Because this meme is a clear reference to what is known not as the Saxon Steps but as the “rape trail.” For those who currently live or have ever lived on campus, you probably haven’t ever called the pathway by its real name. In fact, the “rape trail” is such a universal UCLA-ism that I don’t think I have ever heard someone call the staircase the “Saxon Trail” except as an explanation of what the rape trail is. It literally wasn’t until I was walking down the trail a few weeks into fall quarters that I read its identifying sign and learned the trail’s official name.
So while we’ve all probably used “rape trail” to refer to what is technically the Saxon Trail, I don’t think we consider the weight of what we are saying. I know I certainly haven’t. And it’s when we forget the implication of what we are saying that we veer into dangerous territory—in this case, going so far as to make light of sexual assault.

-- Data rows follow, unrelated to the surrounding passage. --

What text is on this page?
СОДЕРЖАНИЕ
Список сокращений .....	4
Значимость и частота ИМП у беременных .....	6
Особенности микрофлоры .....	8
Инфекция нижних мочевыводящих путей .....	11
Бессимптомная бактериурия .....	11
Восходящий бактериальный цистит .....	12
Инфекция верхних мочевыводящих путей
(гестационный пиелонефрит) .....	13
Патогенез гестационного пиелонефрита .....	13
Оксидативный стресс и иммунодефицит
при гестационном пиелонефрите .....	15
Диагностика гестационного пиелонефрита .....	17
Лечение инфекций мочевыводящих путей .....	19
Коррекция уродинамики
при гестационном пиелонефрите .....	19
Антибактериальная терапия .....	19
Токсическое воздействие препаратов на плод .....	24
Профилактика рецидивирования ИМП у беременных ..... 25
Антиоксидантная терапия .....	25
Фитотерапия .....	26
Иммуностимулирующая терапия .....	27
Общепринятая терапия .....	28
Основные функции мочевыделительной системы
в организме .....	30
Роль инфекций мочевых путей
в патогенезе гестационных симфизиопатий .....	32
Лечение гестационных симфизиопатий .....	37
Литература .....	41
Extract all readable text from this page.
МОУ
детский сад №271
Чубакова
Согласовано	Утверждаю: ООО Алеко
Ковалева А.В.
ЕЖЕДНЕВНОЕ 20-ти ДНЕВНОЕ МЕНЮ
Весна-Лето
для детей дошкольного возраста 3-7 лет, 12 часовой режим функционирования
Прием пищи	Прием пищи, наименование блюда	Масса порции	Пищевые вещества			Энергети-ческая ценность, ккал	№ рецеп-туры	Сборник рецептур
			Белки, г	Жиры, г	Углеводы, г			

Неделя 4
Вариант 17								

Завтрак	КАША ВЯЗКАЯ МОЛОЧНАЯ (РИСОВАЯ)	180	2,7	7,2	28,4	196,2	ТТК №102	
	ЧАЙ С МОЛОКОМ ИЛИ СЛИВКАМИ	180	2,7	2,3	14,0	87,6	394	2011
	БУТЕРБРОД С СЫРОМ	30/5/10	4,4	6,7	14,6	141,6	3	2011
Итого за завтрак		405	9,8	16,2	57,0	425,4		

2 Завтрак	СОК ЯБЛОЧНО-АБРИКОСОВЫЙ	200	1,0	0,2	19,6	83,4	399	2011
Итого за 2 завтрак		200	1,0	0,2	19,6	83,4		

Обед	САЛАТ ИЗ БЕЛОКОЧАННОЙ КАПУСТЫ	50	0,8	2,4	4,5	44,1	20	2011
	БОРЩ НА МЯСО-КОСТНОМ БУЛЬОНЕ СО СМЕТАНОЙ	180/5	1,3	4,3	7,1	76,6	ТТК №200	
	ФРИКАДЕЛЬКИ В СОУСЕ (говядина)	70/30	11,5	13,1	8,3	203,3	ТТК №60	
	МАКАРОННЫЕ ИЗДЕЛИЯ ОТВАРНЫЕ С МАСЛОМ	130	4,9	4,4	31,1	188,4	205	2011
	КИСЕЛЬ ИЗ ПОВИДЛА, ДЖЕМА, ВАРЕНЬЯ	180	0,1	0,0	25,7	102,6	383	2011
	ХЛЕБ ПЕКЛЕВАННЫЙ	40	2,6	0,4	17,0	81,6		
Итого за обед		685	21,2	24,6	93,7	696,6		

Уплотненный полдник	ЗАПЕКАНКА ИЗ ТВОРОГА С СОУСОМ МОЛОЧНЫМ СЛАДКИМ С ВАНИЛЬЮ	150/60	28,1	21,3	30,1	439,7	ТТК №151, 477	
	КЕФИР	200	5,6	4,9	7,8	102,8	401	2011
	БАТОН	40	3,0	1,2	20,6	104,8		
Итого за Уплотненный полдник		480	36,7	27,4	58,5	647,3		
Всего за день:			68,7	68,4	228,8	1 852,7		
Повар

Additionally, this meme is a clear example of victim blaming. Although what I hope was intended to be a simple joke about naïve freshmen girls (which is a whole other issue of stereotyping unto itself), the meme ends up referencing an incident of sexual assault on campus, as well as the assumption of others occurring in the same location, implying that the woman brought the incident upon herself. Through her naivety, the girl in the meme is setting herself up for an assault—and we’re expected to find it humorous.
But not everyone found it humorous, as seen in the comments of the picture. The first comment reads, “This is really, really insensitive and not funny at all.” At last count, forty-two people had liked this comment. Another UCLA student wrote “How is it possible that 11 people liked this? Whether it happened at 2am or 2m, nobody deserves to be made fun of for something like that.” A third student succinctly expressed his disapproval with one appropriate word: “Dislike.”
I will give the creator of this meme a little credit: the image does point to the necessity of always being aware of your surroundings and making rational judgments so you don’t end up in potentially dangerous situations. No, it probably isn’t a good idea to use Saxon Trail by yourself late at night, but we also can’t simply assume that a woman was assaulted out of her own naivety regarding the trail’s reputation. We can, however, continue to raise awareness about rape and sexual assault, and we can dislike—sometimes by actually writing the word down—tactless jokes like this meme that just go too far.